2011年3月に発生した福島第一原子力発電所の事故では、原子炉建屋内で水素爆発が発生しました。さらに、セシウムなどに代表される放射性物質(核分裂生成物:FP)が、微小な粒子(エアロゾル)となって建屋内に放出される事態となりました。

このような過酷事故(シビアアクシデント)の安全評価を行うためには、「建屋内のどこに水素が溜まりやすく、爆発の危険性が高いか」「放射性物質が建屋内でどのように広がり、どこが高線量のエリアになるか」を正確に予測することが極めて重要です。

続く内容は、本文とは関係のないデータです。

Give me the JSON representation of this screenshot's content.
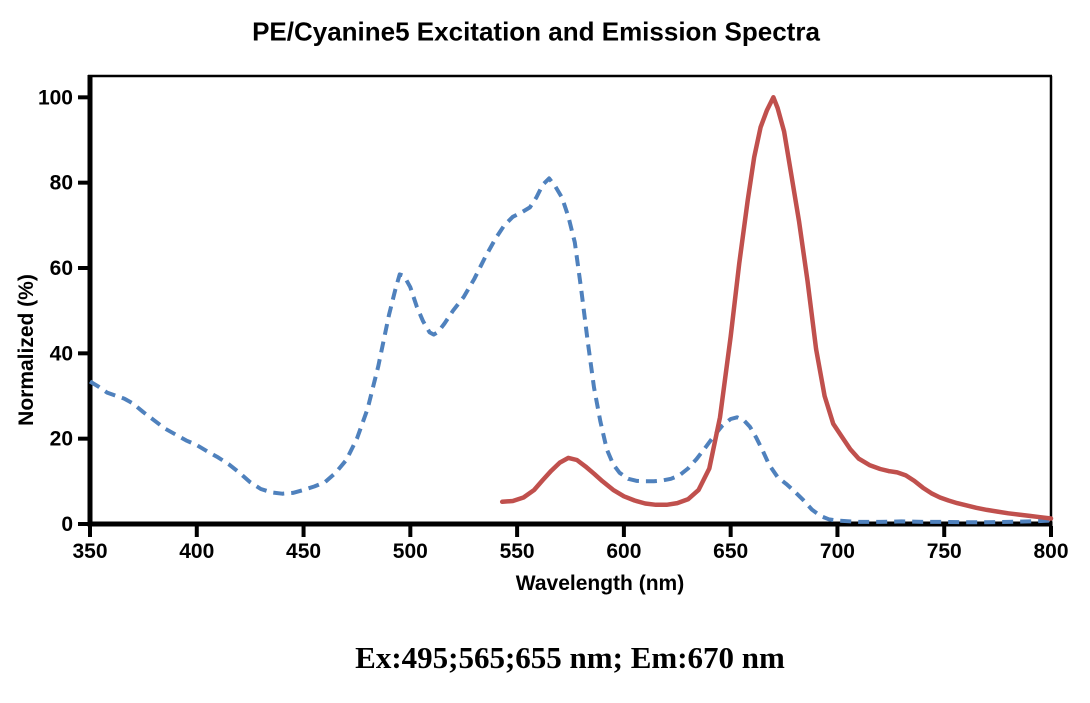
{
  "chart_data": {
    "type": "line",
    "title": "PE/Cyanine5 Excitation and Emission Spectra",
    "xlabel": "Wavelength (nm)",
    "ylabel": "Normalized (%)",
    "annotation": "Ex:495;565;655 nm; Em:670 nm",
    "xlim": [
      350,
      800
    ],
    "ylim": [
      0,
      105
    ],
    "x_ticks": [
      350,
      400,
      450,
      500,
      550,
      600,
      650,
      700,
      750,
      800
    ],
    "y_ticks": [
      0,
      20,
      40,
      60,
      80,
      100
    ],
    "grid": false,
    "legend": "none",
    "axis_color": "#000000",
    "background_color": "#ffffff",
    "series": [
      {
        "name": "Excitation",
        "style": "dashed",
        "color": "#4F81BD",
        "width": 4,
        "points": [
          [
            350,
            33.4
          ],
          [
            354,
            32.2
          ],
          [
            358,
            30.8
          ],
          [
            362,
            30.1
          ],
          [
            366,
            29.4
          ],
          [
            370,
            28.3
          ],
          [
            375,
            26.2
          ],
          [
            380,
            24.3
          ],
          [
            385,
            22.4
          ],
          [
            390,
            21.0
          ],
          [
            395,
            19.6
          ],
          [
            400,
            18.5
          ],
          [
            405,
            17.0
          ],
          [
            410,
            15.6
          ],
          [
            415,
            14.0
          ],
          [
            420,
            12.0
          ],
          [
            425,
            9.8
          ],
          [
            430,
            8.2
          ],
          [
            435,
            7.4
          ],
          [
            440,
            7.1
          ],
          [
            445,
            7.3
          ],
          [
            450,
            8.0
          ],
          [
            455,
            8.8
          ],
          [
            460,
            9.8
          ],
          [
            465,
            12.0
          ],
          [
            470,
            15.0
          ],
          [
            475,
            20.0
          ],
          [
            480,
            27.0
          ],
          [
            485,
            37.0
          ],
          [
            490,
            49.0
          ],
          [
            493,
            55.0
          ],
          [
            495,
            58.5
          ],
          [
            497,
            58.2
          ],
          [
            500,
            55.5
          ],
          [
            503,
            51.0
          ],
          [
            506,
            47.5
          ],
          [
            509,
            44.9
          ],
          [
            511,
            44.4
          ],
          [
            513,
            45.0
          ],
          [
            516,
            47.0
          ],
          [
            520,
            50.0
          ],
          [
            525,
            53.2
          ],
          [
            530,
            57.5
          ],
          [
            535,
            62.5
          ],
          [
            540,
            67.0
          ],
          [
            544,
            70.0
          ],
          [
            548,
            72.0
          ],
          [
            552,
            73.0
          ],
          [
            556,
            74.2
          ],
          [
            559,
            76.5
          ],
          [
            562,
            79.5
          ],
          [
            565,
            81.0
          ],
          [
            568,
            79.0
          ],
          [
            571,
            76.5
          ],
          [
            574,
            72.0
          ],
          [
            577,
            66.0
          ],
          [
            580,
            55.0
          ],
          [
            583,
            43.0
          ],
          [
            586,
            32.0
          ],
          [
            589,
            24.0
          ],
          [
            592,
            17.5
          ],
          [
            595,
            14.0
          ],
          [
            598,
            12.0
          ],
          [
            602,
            10.6
          ],
          [
            606,
            10.1
          ],
          [
            610,
            10.0
          ],
          [
            614,
            10.0
          ],
          [
            618,
            10.2
          ],
          [
            622,
            10.6
          ],
          [
            626,
            11.4
          ],
          [
            630,
            13.0
          ],
          [
            634,
            15.2
          ],
          [
            638,
            17.8
          ],
          [
            642,
            20.5
          ],
          [
            646,
            23.0
          ],
          [
            650,
            24.6
          ],
          [
            653,
            25.0
          ],
          [
            656,
            24.4
          ],
          [
            659,
            22.8
          ],
          [
            662,
            20.2
          ],
          [
            665,
            17.2
          ],
          [
            668,
            13.9
          ],
          [
            672,
            11.0
          ],
          [
            676,
            9.4
          ],
          [
            680,
            7.6
          ],
          [
            684,
            5.6
          ],
          [
            688,
            3.4
          ],
          [
            692,
            1.9
          ],
          [
            696,
            1.1
          ],
          [
            700,
            0.8
          ],
          [
            710,
            0.5
          ],
          [
            720,
            0.5
          ],
          [
            730,
            0.6
          ],
          [
            740,
            0.5
          ],
          [
            750,
            0.5
          ],
          [
            760,
            0.4
          ],
          [
            770,
            0.4
          ],
          [
            780,
            0.5
          ],
          [
            790,
            0.6
          ],
          [
            800,
            0.8
          ]
        ]
      },
      {
        "name": "Emission",
        "style": "solid",
        "color": "#C0504D",
        "width": 4.5,
        "points": [
          [
            543,
            5.2
          ],
          [
            548,
            5.4
          ],
          [
            553,
            6.2
          ],
          [
            558,
            8.0
          ],
          [
            562,
            10.3
          ],
          [
            566,
            12.5
          ],
          [
            570,
            14.4
          ],
          [
            574,
            15.5
          ],
          [
            578,
            15.0
          ],
          [
            582,
            13.5
          ],
          [
            586,
            11.8
          ],
          [
            590,
            10.0
          ],
          [
            595,
            8.0
          ],
          [
            600,
            6.5
          ],
          [
            605,
            5.5
          ],
          [
            610,
            4.8
          ],
          [
            615,
            4.5
          ],
          [
            620,
            4.5
          ],
          [
            625,
            4.9
          ],
          [
            630,
            5.8
          ],
          [
            635,
            8.0
          ],
          [
            640,
            13.0
          ],
          [
            645,
            25.0
          ],
          [
            650,
            44.0
          ],
          [
            654,
            61.0
          ],
          [
            658,
            76.0
          ],
          [
            661,
            86.0
          ],
          [
            664,
            93.0
          ],
          [
            667,
            97.0
          ],
          [
            670,
            100.0
          ],
          [
            672,
            97.5
          ],
          [
            675,
            92.0
          ],
          [
            678,
            83.0
          ],
          [
            682,
            71.0
          ],
          [
            686,
            57.0
          ],
          [
            690,
            41.0
          ],
          [
            694,
            30.0
          ],
          [
            698,
            23.5
          ],
          [
            702,
            20.5
          ],
          [
            706,
            17.5
          ],
          [
            710,
            15.3
          ],
          [
            715,
            13.8
          ],
          [
            720,
            12.9
          ],
          [
            724,
            12.4
          ],
          [
            728,
            12.1
          ],
          [
            732,
            11.4
          ],
          [
            736,
            10.1
          ],
          [
            740,
            8.5
          ],
          [
            744,
            7.2
          ],
          [
            748,
            6.2
          ],
          [
            752,
            5.5
          ],
          [
            756,
            4.9
          ],
          [
            760,
            4.4
          ],
          [
            765,
            3.8
          ],
          [
            770,
            3.3
          ],
          [
            775,
            2.9
          ],
          [
            780,
            2.5
          ],
          [
            785,
            2.2
          ],
          [
            790,
            1.9
          ],
          [
            795,
            1.6
          ],
          [
            800,
            1.3
          ]
        ]
      }
    ]
  }
}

しかし、これまでに使用されてきた海外製の著名な解析ソフトウェアには、いくつかの課題がありました。内部プログラムがブラックボックス化されており独自の改良が難しかったり、「集中定数系モデル」という空間を大きなブロックに分ける大まかな手法を採用しているため、狭い隙間からのガスの噴出など複雑な流れを正確に捉えきれなかったりしたのです。また、より精密な3次元解析を行おうとすると、スーパーコンピュータを用いても膨大な計算時間が必要になるという技術的な壁もありました。

■ 最新の解析コード「BAROC(バロック)」とは

これらの課題を根本から克服するために新たに開発されたのが、3次元圧縮性熱流動解析コード「Advance/BAROC」です。本書は、この最先端の解析ソフトウェアの仕組みから、具体的なシミュレーション事例までを網羅した待望の解説書です。

本書の主な見どころと特長 本書では、BAROCの革新的な機能と、それを裏付ける豊富な解析事例を詳しく解説しています。

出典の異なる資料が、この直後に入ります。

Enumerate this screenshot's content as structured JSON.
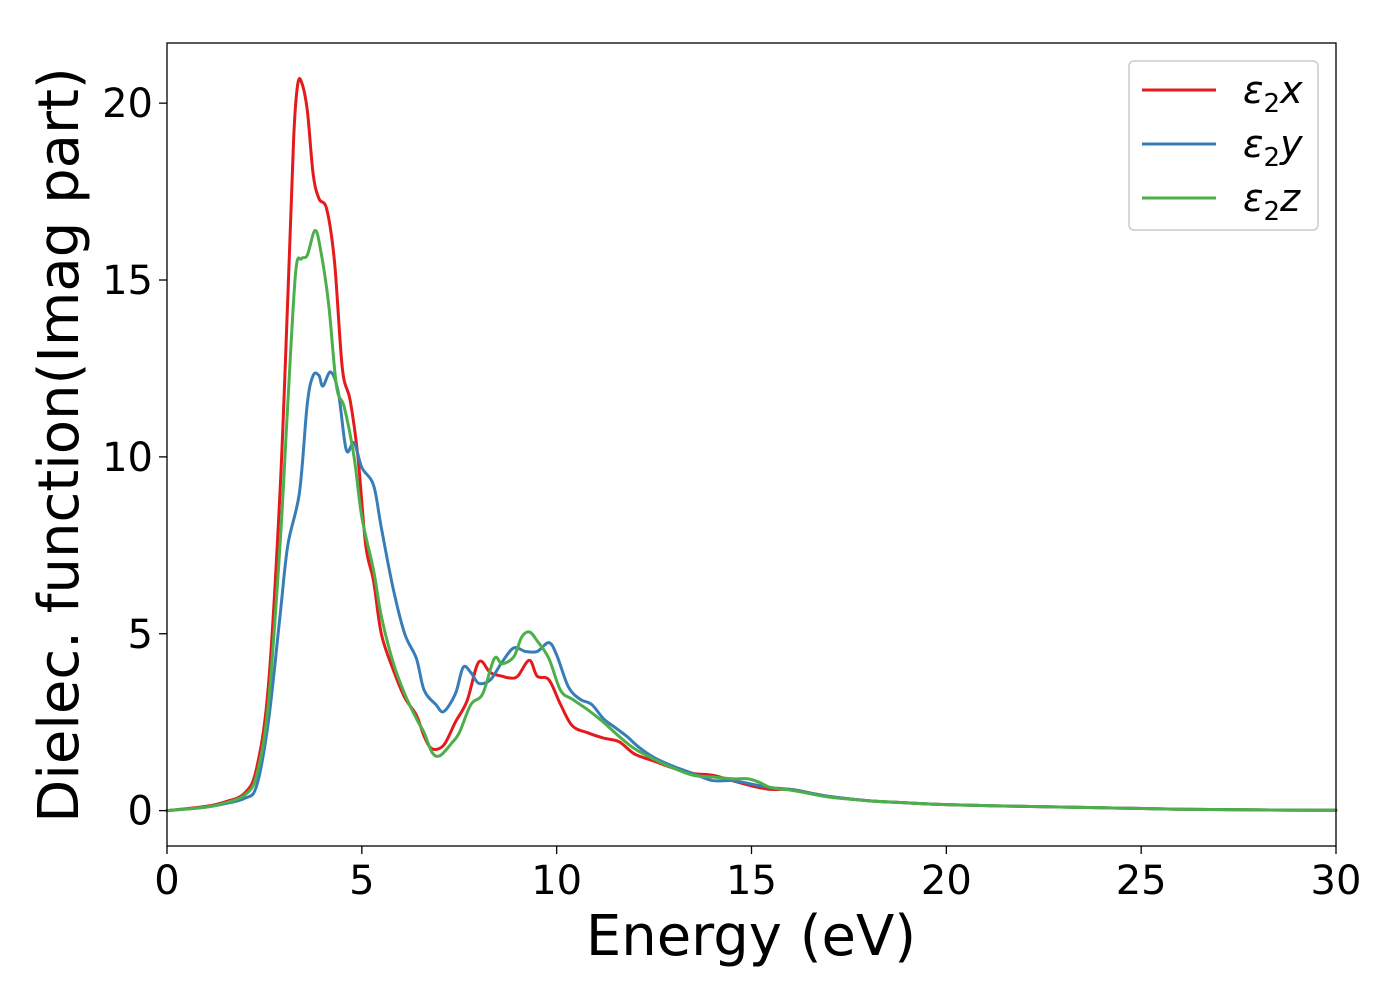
{
  "chart_data": {
    "type": "line",
    "title": "",
    "xlabel": "Energy (eV)",
    "ylabel": "Dielec. function(Imag part)",
    "xlim": [
      0,
      30
    ],
    "ylim": [
      -1,
      21.7
    ],
    "xticks": [
      "0",
      "5",
      "10",
      "15",
      "20",
      "25",
      "30"
    ],
    "yticks": [
      "0",
      "5",
      "10",
      "15",
      "20"
    ],
    "grid": false,
    "legend_position": "top-right",
    "series": [
      {
        "name": "ε2x",
        "label_main": "ε",
        "label_sub": "2",
        "label_axis": "x",
        "color": "#e41a1c",
        "points": [
          [
            0,
            0
          ],
          [
            1,
            0.12
          ],
          [
            1.5,
            0.25
          ],
          [
            2,
            0.5
          ],
          [
            2.3,
            1.2
          ],
          [
            2.6,
            3.5
          ],
          [
            2.9,
            9
          ],
          [
            3.1,
            14.5
          ],
          [
            3.25,
            19
          ],
          [
            3.35,
            20.5
          ],
          [
            3.45,
            20.6
          ],
          [
            3.6,
            19.8
          ],
          [
            3.75,
            18
          ],
          [
            3.9,
            17.3
          ],
          [
            4.1,
            17
          ],
          [
            4.3,
            15.5
          ],
          [
            4.5,
            12.5
          ],
          [
            4.7,
            11.6
          ],
          [
            4.9,
            10
          ],
          [
            5.1,
            7.5
          ],
          [
            5.3,
            6.5
          ],
          [
            5.5,
            5
          ],
          [
            5.8,
            4
          ],
          [
            6.1,
            3.2
          ],
          [
            6.4,
            2.7
          ],
          [
            6.6,
            2.1
          ],
          [
            6.8,
            1.75
          ],
          [
            7.1,
            1.85
          ],
          [
            7.4,
            2.5
          ],
          [
            7.7,
            3.1
          ],
          [
            8.0,
            4.2
          ],
          [
            8.3,
            3.9
          ],
          [
            8.6,
            3.8
          ],
          [
            8.8,
            3.75
          ],
          [
            9.0,
            3.8
          ],
          [
            9.3,
            4.25
          ],
          [
            9.5,
            3.8
          ],
          [
            9.8,
            3.7
          ],
          [
            10.1,
            3.0
          ],
          [
            10.4,
            2.4
          ],
          [
            10.8,
            2.2
          ],
          [
            11.2,
            2.05
          ],
          [
            11.6,
            1.95
          ],
          [
            12.0,
            1.6
          ],
          [
            12.5,
            1.4
          ],
          [
            13.0,
            1.2
          ],
          [
            13.5,
            1.05
          ],
          [
            14.0,
            1.0
          ],
          [
            14.5,
            0.85
          ],
          [
            15.0,
            0.7
          ],
          [
            15.5,
            0.6
          ],
          [
            16.0,
            0.6
          ],
          [
            16.5,
            0.5
          ],
          [
            17.0,
            0.4
          ],
          [
            18.0,
            0.28
          ],
          [
            19.0,
            0.22
          ],
          [
            20.0,
            0.17
          ],
          [
            22.0,
            0.12
          ],
          [
            24.0,
            0.08
          ],
          [
            26.0,
            0.04
          ],
          [
            28.0,
            0.02
          ],
          [
            30.0,
            0.01
          ]
        ]
      },
      {
        "name": "ε2y",
        "label_main": "ε",
        "label_sub": "2",
        "label_axis": "y",
        "color": "#377eb8",
        "points": [
          [
            0,
            0
          ],
          [
            1,
            0.1
          ],
          [
            1.5,
            0.2
          ],
          [
            2,
            0.35
          ],
          [
            2.3,
            0.7
          ],
          [
            2.6,
            2.5
          ],
          [
            2.9,
            5.5
          ],
          [
            3.1,
            7.5
          ],
          [
            3.4,
            9.0
          ],
          [
            3.6,
            11.5
          ],
          [
            3.75,
            12.3
          ],
          [
            3.9,
            12.3
          ],
          [
            4.0,
            12.0
          ],
          [
            4.2,
            12.4
          ],
          [
            4.4,
            11.8
          ],
          [
            4.6,
            10.2
          ],
          [
            4.8,
            10.4
          ],
          [
            5.0,
            9.7
          ],
          [
            5.3,
            9.2
          ],
          [
            5.5,
            8.0
          ],
          [
            5.8,
            6.3
          ],
          [
            6.1,
            5.0
          ],
          [
            6.4,
            4.3
          ],
          [
            6.6,
            3.4
          ],
          [
            6.9,
            3.0
          ],
          [
            7.1,
            2.8
          ],
          [
            7.4,
            3.3
          ],
          [
            7.6,
            4.05
          ],
          [
            7.8,
            3.9
          ],
          [
            8.0,
            3.6
          ],
          [
            8.3,
            3.7
          ],
          [
            8.6,
            4.2
          ],
          [
            8.9,
            4.6
          ],
          [
            9.2,
            4.5
          ],
          [
            9.5,
            4.5
          ],
          [
            9.8,
            4.75
          ],
          [
            10.0,
            4.4
          ],
          [
            10.3,
            3.5
          ],
          [
            10.6,
            3.15
          ],
          [
            10.9,
            3.0
          ],
          [
            11.2,
            2.6
          ],
          [
            11.5,
            2.35
          ],
          [
            11.8,
            2.1
          ],
          [
            12.1,
            1.8
          ],
          [
            12.5,
            1.5
          ],
          [
            13.0,
            1.25
          ],
          [
            13.5,
            1.05
          ],
          [
            14.0,
            0.85
          ],
          [
            14.5,
            0.85
          ],
          [
            15.0,
            0.75
          ],
          [
            15.5,
            0.65
          ],
          [
            16.0,
            0.6
          ],
          [
            16.5,
            0.5
          ],
          [
            17.0,
            0.4
          ],
          [
            18.0,
            0.28
          ],
          [
            19.0,
            0.22
          ],
          [
            20.0,
            0.17
          ],
          [
            22.0,
            0.12
          ],
          [
            24.0,
            0.08
          ],
          [
            26.0,
            0.04
          ],
          [
            28.0,
            0.02
          ],
          [
            30.0,
            0.01
          ]
        ]
      },
      {
        "name": "ε2z",
        "label_main": "ε",
        "label_sub": "2",
        "label_axis": "z",
        "color": "#4daf4a",
        "points": [
          [
            0,
            0
          ],
          [
            1,
            0.1
          ],
          [
            1.5,
            0.22
          ],
          [
            2,
            0.45
          ],
          [
            2.3,
            1.0
          ],
          [
            2.6,
            3.0
          ],
          [
            2.9,
            7.5
          ],
          [
            3.1,
            11.5
          ],
          [
            3.3,
            15.2
          ],
          [
            3.45,
            15.6
          ],
          [
            3.6,
            15.7
          ],
          [
            3.8,
            16.4
          ],
          [
            3.95,
            15.8
          ],
          [
            4.15,
            14.3
          ],
          [
            4.35,
            12.0
          ],
          [
            4.55,
            11.4
          ],
          [
            4.8,
            10.0
          ],
          [
            5.0,
            8.3
          ],
          [
            5.3,
            6.8
          ],
          [
            5.5,
            5.5
          ],
          [
            5.8,
            4.2
          ],
          [
            6.1,
            3.3
          ],
          [
            6.4,
            2.6
          ],
          [
            6.6,
            2.2
          ],
          [
            6.8,
            1.65
          ],
          [
            7.0,
            1.55
          ],
          [
            7.3,
            1.9
          ],
          [
            7.5,
            2.2
          ],
          [
            7.8,
            3.0
          ],
          [
            8.1,
            3.3
          ],
          [
            8.4,
            4.3
          ],
          [
            8.6,
            4.15
          ],
          [
            8.9,
            4.35
          ],
          [
            9.1,
            4.9
          ],
          [
            9.3,
            5.05
          ],
          [
            9.5,
            4.8
          ],
          [
            9.8,
            4.3
          ],
          [
            10.1,
            3.4
          ],
          [
            10.4,
            3.15
          ],
          [
            10.8,
            2.85
          ],
          [
            11.2,
            2.5
          ],
          [
            11.6,
            2.1
          ],
          [
            12.0,
            1.75
          ],
          [
            12.5,
            1.45
          ],
          [
            13.0,
            1.2
          ],
          [
            13.5,
            1.0
          ],
          [
            14.0,
            0.95
          ],
          [
            14.5,
            0.9
          ],
          [
            14.9,
            0.9
          ],
          [
            15.2,
            0.8
          ],
          [
            15.5,
            0.65
          ],
          [
            16.0,
            0.58
          ],
          [
            16.5,
            0.48
          ],
          [
            17.0,
            0.38
          ],
          [
            18.0,
            0.28
          ],
          [
            19.0,
            0.22
          ],
          [
            20.0,
            0.17
          ],
          [
            22.0,
            0.12
          ],
          [
            24.0,
            0.08
          ],
          [
            26.0,
            0.04
          ],
          [
            28.0,
            0.02
          ],
          [
            30.0,
            0.01
          ]
        ]
      }
    ]
  }
}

  • 独自の高速・安定計算アルゴリズム「ECBA法」の開発: 圧力、流速、エネルギーが強く結びついた新しい数値解法を独自開発し、従来の課題であった計算の不安定さを解消、高速で効率的な流体計算を実現しました。
  • 放射性物質(エアロゾル)の複雑な動きを再現: ガスの流れだけでなく、微粒子の重力沈降、壁への付着(沈着)、さらには一度付着した粒子が再び舞い上がる「再浮遊」といった複雑な物理現象をシミュレーションできます。
  • 複雑な建屋構造を計算可能にする工夫: 無数の配管などが入り組んだ複雑な施設全体を計算可能にするため、「ポーラスメディア(多孔質)モデル」を活用し、細かい形状は省略しつつガスに対する「抵抗」を反映させることで、計算負荷を大幅に下げる工夫が施されています。

本書の構成

  • 第1章・第2章: 開発の背景と、多成分系の3次元解析を可能にするソフトウェアの特長・全体像を紹介します。
  • 第3章: 模擬格納容器を用いた試験(ISP-47/ThAIやNSPP)による検証解析結果に加え、福島第一原子力発電所(1号機・2号機)の事故時を想定した水素・エアロゾル挙動の詳細解析など、豊富な事例を報告しています。
  • 第4章: 水蒸気凝縮モデルや、壁構造物熱伝達モデル、凝縮水滴挙動など、物理現象をどのように数式化しているかを解説しています。
  • 第5章・第6章: 行列計算の並列化や、新たに開発したECBA法の具体的な計算手順など、計算を高速化・安定化させる専門的なアルゴリズムを公開しています。

■ このような方におすすめです

BAROCをご利用になる専門家の方はもちろんのこと、原子力発電所の安全技術に関心をお持ちの方や、最新の数値流体力学(CFD)に関心を持つすべての方にとって、有益な知見が得られる一冊となっています。